Mereka memakai kaki terakhir yang paling kecil untuk membersihkan organ napas
ini, dan untuk membasahinya dengan air laut. Organ itu memerlukan air agar
berfungsi, dan ketam ini memenuhi hal ini dengan menekan kaki yang dibasahi
pada jaringan spons didekatnya. Ketam kelapa juga bisa meminum air laut,
menggunakan cara yang sama untuk mengambil air ke mulutnya.
Selain organ pernafasan ini, ketam kelapa mempunyai
kumpulan insang rudimenter tambahan. Namun sewaktu-waktu insang ini kemungkinan
digunakan untuk bernafas dalam air pada sejarah evolusi jenis ini, mereka tidak
lagi menyediakan cukup oksigen, dan ketam yang terbenam di air akan tenggelam
dalam waktu beberapa menit (laporan beragam, mungkin tergantung tingkat stres
dan latihan serta konsumsi oksigen yang dihasilkan).
Penggunaan cangkang gastropoda yang kosong pada
fase “glaucothoe” dan ketam kelapa mudah merupakan adaptasi tingkah laku
yang berhubungan dengan keberhasilan emigrasi ketam kelapa dari lingkungan
perairan laut ke daratan. Tingkah laku ini dilakukan sebagai cara untuk
melindungi diri dari kekeringan dan berbagai ancaman yang terjadi dalam fase
yang rentan dalam siklus hidup hewan ini.
Biasanya setiap kali berganti kulit ketam kelapa
juga akan mengganti rumah keongnya. Penggantian rumah tersebut disesuaikan
dengan pertambahan ukuran tubuh. Tingkah laku yang demikian menjadikan ketam
ini sebagai hewan pembawa cangkang dan dapat berlangsung selama dua setengah
tahun. Namun demikian di Enowetok ditemukan ketam kelapa terkecil yang
berukuran karapas 22 mm dan di Guam sekitar 8,4 mm keduanya tanpa rumah
cangkang.
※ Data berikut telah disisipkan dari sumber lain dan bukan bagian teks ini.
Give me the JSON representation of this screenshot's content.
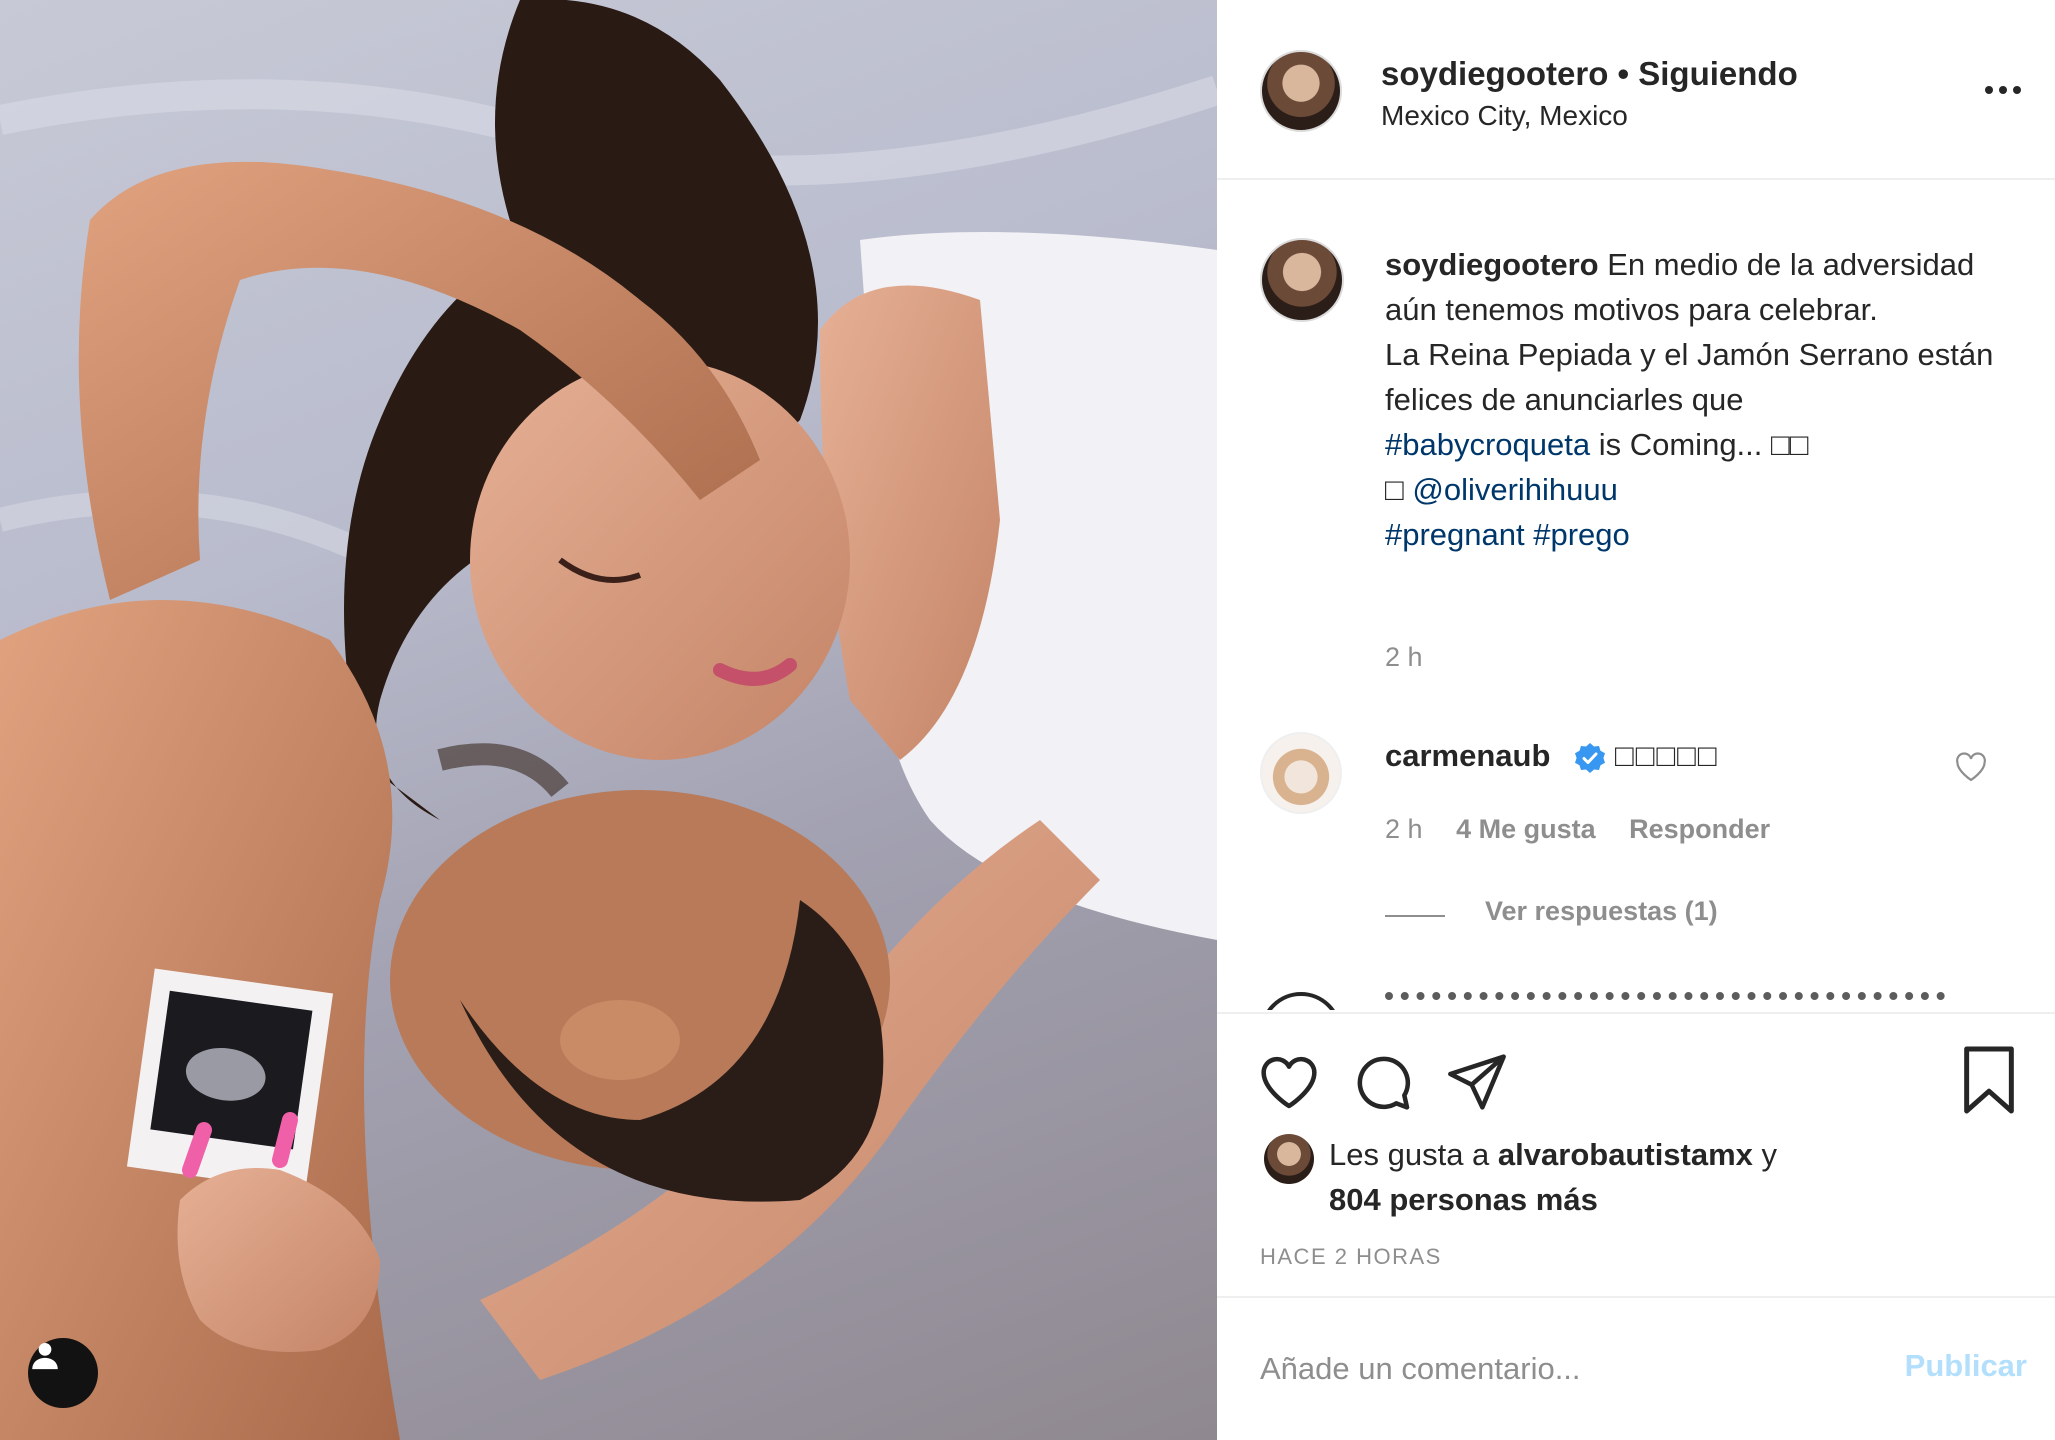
{
  "post": {
    "username": "soydiegootero",
    "separator": " • ",
    "follow_status": "Siguiendo",
    "location": "Mexico City, Mexico",
    "more_icon": "ellipsis-icon"
  },
  "caption": {
    "username": "soydiegootero",
    "line1": "En medio de la adversidad aún tenemos motivos para celebrar.",
    "line2": "La Reina Pepiada y el Jamón Serrano están felices de anunciarles que",
    "hashtag1": "#babycroqueta",
    "line3": "is Coming... □□",
    "emoji": "□",
    "mention": "@oliverihihuuu",
    "hashtag2": "#pregnant",
    "hashtag3": "#prego",
    "time": "2 h"
  },
  "comments": [
    {
      "username": "carmenaub",
      "text": "□□□□□",
      "time": "2 h",
      "likes": "4 Me gusta",
      "reply": "Responder",
      "view_replies": "Ver respuestas (1)"
    }
  ],
  "actions": {
    "like_icon": "heart-icon",
    "comment_icon": "comment-icon",
    "share_icon": "paper-plane-icon",
    "save_icon": "bookmark-icon"
  },
  "likes": {
    "prefix": "Les gusta a",
    "liker": "alvarobautistamx",
    "conj": "y",
    "others": "804 personas más"
  },
  "timestamp": "HACE 2 HORAS",
  "comment_box": {
    "placeholder": "Añade un comentario...",
    "publish": "Publicar"
  },
  "colors": {
    "link": "#00376b",
    "muted": "#8e8e8e",
    "publish_disabled": "#b2dffc",
    "verified": "#3897f0"
  }
}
Hasil penelitian di pulau Christmas menunjukkan ketam kelapa
mempergunakan cangkang Trochus sp. hingga berumur 9 bulan. pada ketam
berukuran lebih kecil yang tidak menemukan cangkang untuk tinggal, akan
berlindung di dalam hutan hingga berumur 12 bulan.
Ketam kelapa pada fase kalaumang atau hidup dengan
cangkang gastropoda, bersifat semi-teresterial dan karakteristik hidup pada
mintakat supra litoral yang berpasir, dan pada siang hari dapat ditemukan
berkumpul di bawah semak-semak dan diantara reruntuhan pohon yang mati dan
kayu. Ketam kelapa mempunyai tingkah laku yang menarik, pada fase kalaumang
hidup di mintakat litoral hingga supralitoral dan jarang ditemukan pada daerah
di atas mintakat supralitoral. Ketam kelapa dewasa ditemukan di atas mintakat
supralitoral yaitu pada celah atau lubang karang atau pohon. Liangnya ditemukan
berkisar antara 100 – 200 m dari garis pantai, walaupun pada daerah yang jauh
dari pantai sekalipun dapat ditemukan, diduga hal ini berhubungan dengan sifat
reproduksinya yaitu pada masa bertelur, ketam
kelapa betina akan kembali ke laut untuk melepaskan telur.
Ketam kelapa akan mencapai matang gonad ketika
mencapai umur 3,5 dan 5 tahun. Pada umur tersebut ketam kelapa akan kembali
melakukan aktifitas perkawinan dan memulai siklus hidupnya dengan melepaskan
telurnya ke laut. Telur-telur ketam kelapa yang telah matang berwarna abu-abu
kekuning-kuningan dengan titik mata yang terlihat jelas.